I had never been outside the country before, and it was incredible. But I soon discovered that there was a lot that I could do besides my research project in the Punjab. A famine was raging in the Eastern state of Bihar. I was asked if I could help the CARE agency distribute food.
“Sure,” I said. “Count me in.”
I went to Patna, Bihar’s main city. My job with CARE was to control and monitor the arrival of sacks of food supplied by the US AID program. It was mostly powdered milk and bulgar wheat that could be mixed together with water to create a kind of porridge. This was surplus food in the US, for which the government was paying subsidies. It was either giving it away or wasting it. We needed it, desperately.
We had arranged with the education department to have the sacks delivered to schools throughout the famine-afflicted areas. Schools provided a great delivery system for a couple of reasons. The main one is that it was the only governmental structure that reached every village regardless of how remote it was. It provided someone to administer the food, namely the teacher or schoolmaster. And the primary recipients would be kids.
In a famine, one of the most wretched effects of malnutrition is on growing kids. If they are deprived of sufficient nourishment at an early age, even if their bodies survive, their brains might be affected. Famine could create a generation of mentally deficient people. Pregnant and nursing mothers were high on the list of those who would be served first. We were feeding eight million a day, one of the largest hot-meal programs ever. The need was urgent.
When I surveyed the village distribution centers, I discovered there was another organization that was feeding people with the same sacks of US AID powdered milk and wheat. They had a different approach, however. Instead of just handing out the food, which sometimes could create a chaotic mob scene, they organized food-for-work projects. They also utilized the school system, but the schoolmaster, along with Indian volunteers, would round up able-bodied men to work. They were employed to dig tube wells to get water, build dams as catchments for future rain, and construct roads and schools. They were paid in food for their families.
This is smart, I said to myself. Who are these guys?
They were Gandhians, it turned out. The Gandhian Sarvodaya movement, “Service to All,” was prominent in this part of India. In Patna, the leading Gandhian activist, Jayprakash Narayan, set up an office, recruited volunteers, and administered this expanding innovative program.

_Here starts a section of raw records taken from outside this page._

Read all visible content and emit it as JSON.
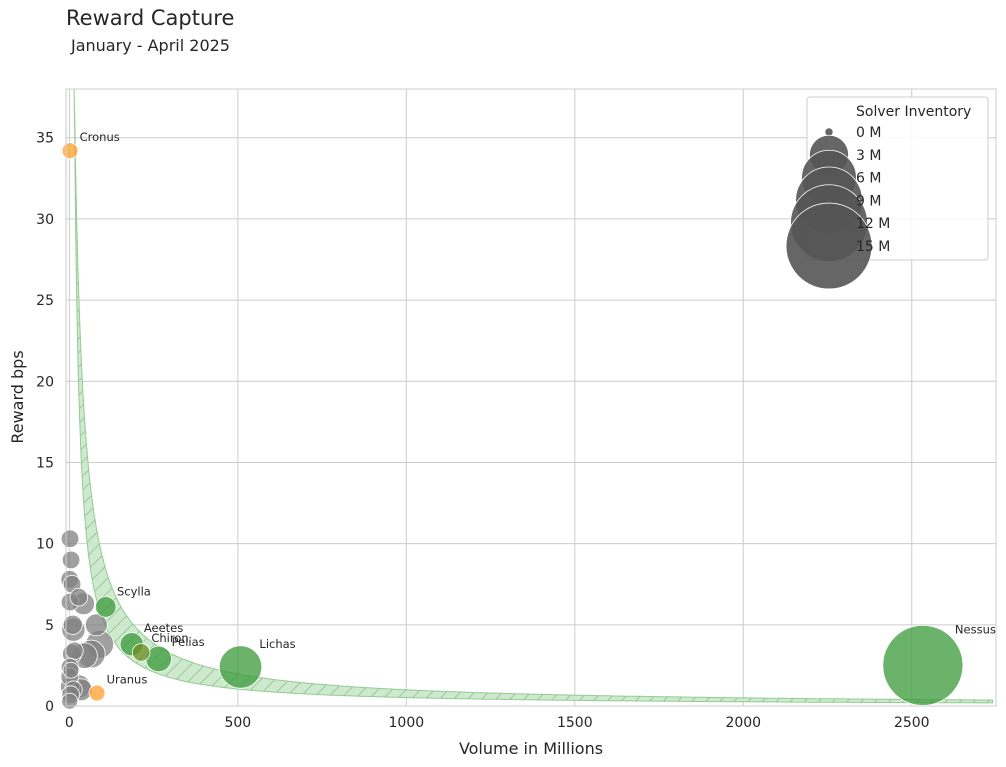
{
  "chart_data": {
    "type": "scatter",
    "title": "Reward Capture",
    "subtitle": "January - April 2025",
    "xlabel": "Volume in Millions",
    "ylabel": "Reward bps",
    "xlim": [
      -10,
      2750
    ],
    "ylim": [
      0,
      38
    ],
    "xticks": [
      0,
      500,
      1000,
      1500,
      2000,
      2500
    ],
    "yticks": [
      0,
      5,
      10,
      15,
      20,
      25,
      30,
      35
    ],
    "grid": true,
    "band": {
      "description": "shaded hatched band",
      "color": "#7fc97f"
    },
    "legend": {
      "title": "Solver Inventory",
      "placement": "top-right",
      "entries": [
        {
          "label": "0 M",
          "size": 0
        },
        {
          "label": "3 M",
          "size": 3
        },
        {
          "label": "6 M",
          "size": 6
        },
        {
          "label": "9 M",
          "size": 9
        },
        {
          "label": "12 M",
          "size": 12
        },
        {
          "label": "15 M",
          "size": 15
        }
      ]
    },
    "colors": {
      "grey": "#808080",
      "green": "#3a9a3a",
      "orange": "#ff9f2e",
      "olive": "#6b8e23"
    },
    "points": [
      {
        "label": "Cronus",
        "x": 2,
        "y": 34.2,
        "size": 0.3,
        "color": "orange"
      },
      {
        "label": "Scylla",
        "x": 108,
        "y": 6.1,
        "size": 0.6,
        "color": "green"
      },
      {
        "label": "Aeetes",
        "x": 185,
        "y": 3.8,
        "size": 0.8,
        "color": "green"
      },
      {
        "label": "Chiron",
        "x": 213,
        "y": 3.3,
        "size": 0.4,
        "color": "olive"
      },
      {
        "label": "Pelias",
        "x": 265,
        "y": 2.9,
        "size": 1.0,
        "color": "green"
      },
      {
        "label": "Lichas",
        "x": 508,
        "y": 2.4,
        "size": 3.0,
        "color": "green"
      },
      {
        "label": "Uranus",
        "x": 82,
        "y": 0.8,
        "size": 0.3,
        "color": "orange"
      },
      {
        "label": "Nessus",
        "x": 2533,
        "y": 2.5,
        "size": 11.0,
        "color": "green"
      },
      {
        "label": "",
        "x": 2,
        "y": 10.3,
        "size": 0.4,
        "color": "grey"
      },
      {
        "label": "",
        "x": 5,
        "y": 9.0,
        "size": 0.4,
        "color": "grey"
      },
      {
        "label": "",
        "x": 1,
        "y": 7.8,
        "size": 0.4,
        "color": "grey"
      },
      {
        "label": "",
        "x": 8,
        "y": 7.5,
        "size": 0.4,
        "color": "grey"
      },
      {
        "label": "",
        "x": 2,
        "y": 6.4,
        "size": 0.4,
        "color": "grey"
      },
      {
        "label": "",
        "x": 28,
        "y": 6.7,
        "size": 0.4,
        "color": "grey"
      },
      {
        "label": "",
        "x": 42,
        "y": 6.3,
        "size": 0.7,
        "color": "grey"
      },
      {
        "label": "",
        "x": 10,
        "y": 5.0,
        "size": 0.5,
        "color": "grey"
      },
      {
        "label": "",
        "x": 12,
        "y": 4.7,
        "size": 0.8,
        "color": "grey"
      },
      {
        "label": "",
        "x": 80,
        "y": 5.0,
        "size": 0.7,
        "color": "grey"
      },
      {
        "label": "",
        "x": 90,
        "y": 3.8,
        "size": 1.2,
        "color": "grey"
      },
      {
        "label": "",
        "x": 15,
        "y": 3.4,
        "size": 0.4,
        "color": "grey"
      },
      {
        "label": "",
        "x": 8,
        "y": 3.2,
        "size": 0.5,
        "color": "grey"
      },
      {
        "label": "",
        "x": 45,
        "y": 3.1,
        "size": 1.0,
        "color": "grey"
      },
      {
        "label": "",
        "x": 65,
        "y": 3.2,
        "size": 1.2,
        "color": "grey"
      },
      {
        "label": "",
        "x": 2,
        "y": 2.4,
        "size": 0.4,
        "color": "grey"
      },
      {
        "label": "",
        "x": 5,
        "y": 2.2,
        "size": 0.3,
        "color": "grey"
      },
      {
        "label": "",
        "x": 1,
        "y": 1.8,
        "size": 0.4,
        "color": "grey"
      },
      {
        "label": "",
        "x": 2,
        "y": 1.2,
        "size": 0.5,
        "color": "grey"
      },
      {
        "label": "",
        "x": 28,
        "y": 1.2,
        "size": 0.8,
        "color": "grey"
      },
      {
        "label": "",
        "x": 35,
        "y": 1.0,
        "size": 0.7,
        "color": "grey"
      },
      {
        "label": "",
        "x": 12,
        "y": 1.0,
        "size": 0.4,
        "color": "grey"
      },
      {
        "label": "",
        "x": 4,
        "y": 0.7,
        "size": 0.4,
        "color": "grey"
      },
      {
        "label": "",
        "x": 1,
        "y": 0.3,
        "size": 0.3,
        "color": "grey"
      }
    ]
  }
}
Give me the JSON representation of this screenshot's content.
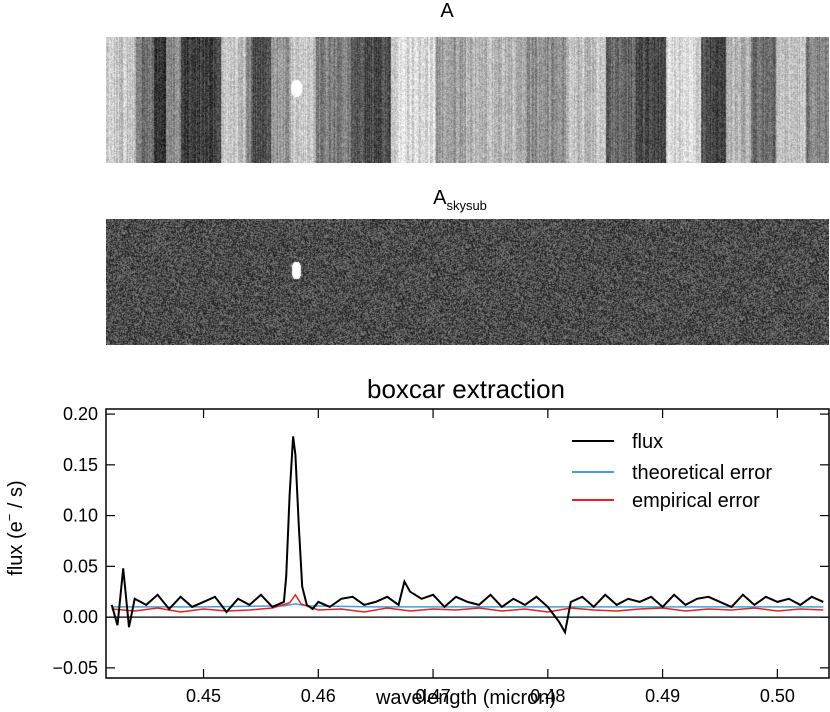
{
  "panels": {
    "raw": {
      "title": "A"
    },
    "skysub": {
      "title_main": "A",
      "title_sub": "skysub"
    }
  },
  "chart_data": {
    "type": "line",
    "title": "boxcar extraction",
    "xlabel": "wavelength (micron)",
    "ylabel_main": "flux (e",
    "ylabel_sup": "−",
    "ylabel_tail": " / s)",
    "xlim": [
      0.4415,
      0.5045
    ],
    "ylim": [
      -0.06,
      0.205
    ],
    "xticks": [
      0.45,
      0.46,
      0.47,
      0.48,
      0.49,
      0.5
    ],
    "xtick_labels": [
      "0.45",
      "0.46",
      "0.47",
      "0.48",
      "0.49",
      "0.50"
    ],
    "yticks": [
      -0.05,
      0.0,
      0.05,
      0.1,
      0.15,
      0.2
    ],
    "ytick_labels": [
      "−0.05",
      "0.00",
      "0.05",
      "0.10",
      "0.15",
      "0.20"
    ],
    "zero_line": true,
    "legend_position": "top-right",
    "series": [
      {
        "name": "flux",
        "color": "#000000",
        "x": [
          0.442,
          0.4425,
          0.443,
          0.4435,
          0.444,
          0.445,
          0.446,
          0.447,
          0.448,
          0.449,
          0.45,
          0.451,
          0.452,
          0.453,
          0.454,
          0.455,
          0.456,
          0.457,
          0.4572,
          0.4575,
          0.4578,
          0.458,
          0.4583,
          0.4586,
          0.459,
          0.4595,
          0.46,
          0.461,
          0.462,
          0.463,
          0.464,
          0.465,
          0.466,
          0.467,
          0.4675,
          0.468,
          0.469,
          0.47,
          0.471,
          0.472,
          0.473,
          0.474,
          0.475,
          0.476,
          0.477,
          0.478,
          0.479,
          0.48,
          0.481,
          0.4815,
          0.482,
          0.483,
          0.484,
          0.485,
          0.486,
          0.487,
          0.488,
          0.489,
          0.49,
          0.491,
          0.492,
          0.493,
          0.494,
          0.495,
          0.496,
          0.497,
          0.498,
          0.499,
          0.5,
          0.501,
          0.502,
          0.503,
          0.504
        ],
        "y": [
          0.012,
          -0.008,
          0.048,
          -0.01,
          0.018,
          0.012,
          0.022,
          0.008,
          0.02,
          0.01,
          0.015,
          0.02,
          0.005,
          0.018,
          0.012,
          0.022,
          0.01,
          0.015,
          0.04,
          0.12,
          0.178,
          0.16,
          0.09,
          0.03,
          0.012,
          0.008,
          0.015,
          0.01,
          0.018,
          0.02,
          0.012,
          0.015,
          0.02,
          0.012,
          0.035,
          0.025,
          0.018,
          0.022,
          0.01,
          0.02,
          0.015,
          0.012,
          0.022,
          0.01,
          0.018,
          0.012,
          0.02,
          0.01,
          -0.005,
          -0.015,
          0.015,
          0.02,
          0.01,
          0.022,
          0.012,
          0.018,
          0.015,
          0.02,
          0.01,
          0.022,
          0.012,
          0.018,
          0.02,
          0.015,
          0.01,
          0.022,
          0.012,
          0.02,
          0.015,
          0.018,
          0.012,
          0.02,
          0.015
        ]
      },
      {
        "name": "theoretical error",
        "color": "#3fa0e0",
        "x": [
          0.442,
          0.45,
          0.457,
          0.458,
          0.459,
          0.465,
          0.475,
          0.485,
          0.495,
          0.504
        ],
        "y": [
          0.01,
          0.01,
          0.011,
          0.013,
          0.011,
          0.01,
          0.01,
          0.01,
          0.01,
          0.01
        ]
      },
      {
        "name": "empirical error",
        "color": "#e82020",
        "x": [
          0.442,
          0.444,
          0.446,
          0.448,
          0.45,
          0.452,
          0.454,
          0.456,
          0.4575,
          0.458,
          0.4585,
          0.46,
          0.462,
          0.464,
          0.466,
          0.468,
          0.47,
          0.472,
          0.474,
          0.476,
          0.478,
          0.48,
          0.482,
          0.484,
          0.486,
          0.488,
          0.49,
          0.492,
          0.494,
          0.496,
          0.498,
          0.5,
          0.502,
          0.504
        ],
        "y": [
          0.008,
          0.006,
          0.009,
          0.005,
          0.008,
          0.006,
          0.007,
          0.009,
          0.014,
          0.022,
          0.013,
          0.007,
          0.008,
          0.005,
          0.009,
          0.006,
          0.008,
          0.007,
          0.009,
          0.006,
          0.008,
          0.005,
          0.009,
          0.007,
          0.006,
          0.008,
          0.009,
          0.006,
          0.008,
          0.007,
          0.009,
          0.006,
          0.008,
          0.007
        ]
      }
    ]
  }
}
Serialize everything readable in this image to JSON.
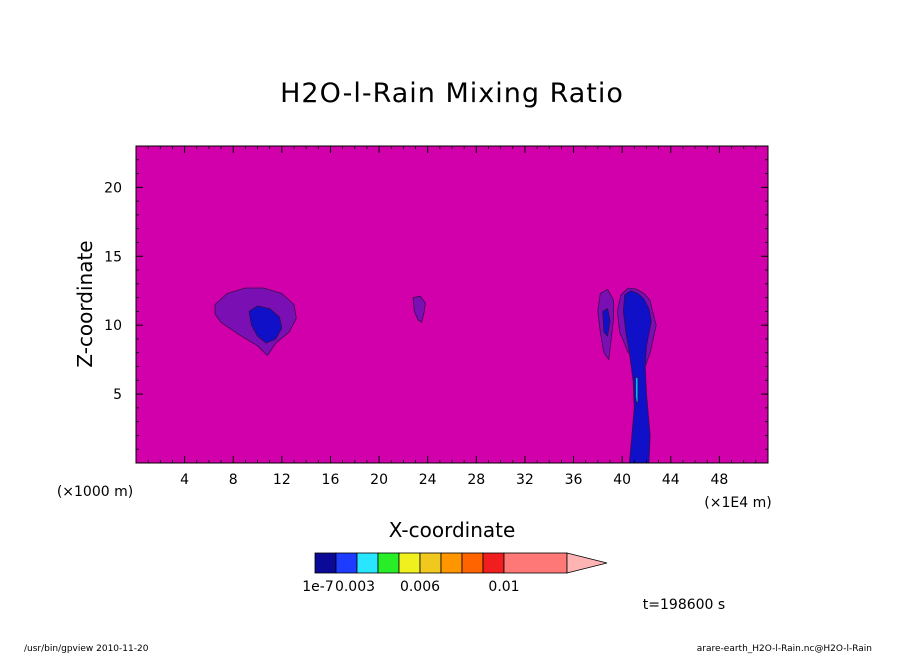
{
  "chart_data": {
    "type": "heatmap",
    "title": "H2O-l-Rain Mixing Ratio",
    "xlabel": "X-coordinate",
    "ylabel": "Z-coordinate",
    "x_unit_left": "(×1000 m)",
    "x_unit_right": "(×1E4 m)",
    "xlim": [
      0,
      52
    ],
    "ylim": [
      0,
      23
    ],
    "x_ticks": [
      4,
      8,
      12,
      16,
      20,
      24,
      28,
      32,
      36,
      40,
      44,
      48
    ],
    "y_ticks": [
      5,
      10,
      15,
      20
    ],
    "background_color": "#d200aa",
    "features": [
      {
        "level": "outer",
        "color": "#7a10b4",
        "points": [
          [
            6.5,
            11.5
          ],
          [
            7.5,
            12.3
          ],
          [
            9,
            12.7
          ],
          [
            10.5,
            12.7
          ],
          [
            12,
            12.3
          ],
          [
            13,
            11.5
          ],
          [
            13.2,
            10.5
          ],
          [
            12.6,
            9.5
          ],
          [
            11.5,
            8.7
          ],
          [
            10.8,
            7.8
          ],
          [
            10,
            8.5
          ],
          [
            8.5,
            9.3
          ],
          [
            7,
            10.2
          ],
          [
            6.5,
            10.8
          ]
        ]
      },
      {
        "level": "inner",
        "color": "#1010c8",
        "points": [
          [
            9.3,
            11
          ],
          [
            10,
            11.4
          ],
          [
            11,
            11.2
          ],
          [
            11.8,
            10.6
          ],
          [
            12,
            9.8
          ],
          [
            11.5,
            9
          ],
          [
            10.7,
            8.7
          ],
          [
            10,
            9.2
          ],
          [
            9.5,
            10
          ]
        ]
      },
      {
        "level": "outer",
        "color": "#7a10b4",
        "points": [
          [
            22.8,
            12
          ],
          [
            23.4,
            12.1
          ],
          [
            23.8,
            11.6
          ],
          [
            23.7,
            10.9
          ],
          [
            23.5,
            10.2
          ],
          [
            23.2,
            10.4
          ],
          [
            22.9,
            11
          ]
        ]
      },
      {
        "level": "outer",
        "color": "#7a10b4",
        "points": [
          [
            38.2,
            12.3
          ],
          [
            38.8,
            12.6
          ],
          [
            39.3,
            11.8
          ],
          [
            39.3,
            10.5
          ],
          [
            39.1,
            9
          ],
          [
            38.9,
            7.5
          ],
          [
            38.5,
            8
          ],
          [
            38.2,
            9.5
          ],
          [
            38,
            11
          ]
        ]
      },
      {
        "level": "inner",
        "color": "#1010c8",
        "points": [
          [
            38.4,
            11
          ],
          [
            38.8,
            11.2
          ],
          [
            39,
            10.3
          ],
          [
            38.8,
            9.2
          ],
          [
            38.5,
            9.5
          ]
        ]
      },
      {
        "level": "outer",
        "color": "#7a10b4",
        "points": [
          [
            39.9,
            12.2
          ],
          [
            40.5,
            12.7
          ],
          [
            41.2,
            12.6
          ],
          [
            41.8,
            12.3
          ],
          [
            42.3,
            11.8
          ],
          [
            42.5,
            11
          ],
          [
            42.8,
            10
          ],
          [
            42.6,
            9.2
          ],
          [
            42.3,
            8
          ],
          [
            41.9,
            7
          ],
          [
            41.3,
            7.5
          ],
          [
            40.5,
            8
          ],
          [
            39.8,
            9.5
          ],
          [
            39.6,
            11
          ]
        ]
      },
      {
        "level": "inner",
        "color": "#1010c8",
        "points": [
          [
            40.2,
            12.2
          ],
          [
            40.7,
            12.5
          ],
          [
            41.3,
            12.3
          ],
          [
            41.8,
            11.9
          ],
          [
            42.2,
            11.2
          ],
          [
            42.4,
            10.3
          ],
          [
            42.2,
            9.4
          ],
          [
            42,
            8.5
          ],
          [
            41.9,
            7
          ],
          [
            42,
            5
          ],
          [
            42.3,
            2
          ],
          [
            42.2,
            0
          ],
          [
            40.6,
            0
          ],
          [
            40.8,
            2
          ],
          [
            41,
            4
          ],
          [
            40.9,
            6
          ],
          [
            40.6,
            8
          ],
          [
            40.3,
            9.5
          ],
          [
            40.1,
            11
          ]
        ]
      },
      {
        "level": "core",
        "color": "#00b4ff",
        "points": [
          [
            41.1,
            6.2
          ],
          [
            41.3,
            6.2
          ],
          [
            41.3,
            4.5
          ],
          [
            41.2,
            4.3
          ],
          [
            41.1,
            4.8
          ]
        ]
      }
    ],
    "colorbar": {
      "colors": [
        "#0a0a96",
        "#1e3cff",
        "#28e6ff",
        "#28ee28",
        "#f0f01e",
        "#f0c81e",
        "#ff9600",
        "#ff6400",
        "#f01e1e",
        "#ff7878"
      ],
      "extend_color": "#ffb4b4",
      "labels": [
        "1e-7",
        "0.003",
        "0.006",
        "0.01"
      ]
    },
    "time_label": "t=198600 s"
  },
  "footer": {
    "left": "/usr/bin/gpview  2010-11-20",
    "right": "arare-earth_H2O-l-Rain.nc@H2O-l-Rain"
  }
}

I left CARE and joined JP Narayan. I was the only foreigner in his Patna ashram, and fortunately I had learned enough Hindi to fit in. Most of my Indian colleagues spoke English as well as Hindi so they nicely helped translate when I got stuck. JP became a mentor and father figure to me, and I came to appreciate why he is regarded as one of India’s great leaders. I became one of his Gandhian followers.
My job was to help coordinate the student volunteers from Indian universities. I also reached out to the US Peace Corps program that was active in Bihar at the time, and arranged for their volunteers to join our group in mixed teams of American and Indian students to monitor the food-for-work projects in the villages.
It was exhausting. But it was also rewarding on so many levels. Even when I was bone tired at the end of the day I would think of how many people we had fed, and how many lives we may have saved.
Sure, CARE, and JP Narayan and his Gandhians, and all the other rescue agencies deserve a lot of the credit for helping to save people in the famine. But we could not have done it without the thousands of sacks of powdered milk and wheat from US AID. They were literally life-savers.
Today as I write this, the Trump White House has terminated this aid around the world. Immediately I thought of what would have happened in Bihar if they had done that in the midst of our relief work. If our supply of food was suddenly turned off, people could die. And then I realized that right now across the world in similar desperate situations suddenly the stream of life-giving aid was ended.
It was a cruel and thoughtless act. Did Trump and his minions have any sense of the tragic effects of their bizarre and capricious decision? And will we just sit back and let this suffering happen without some reaction? I look for answers.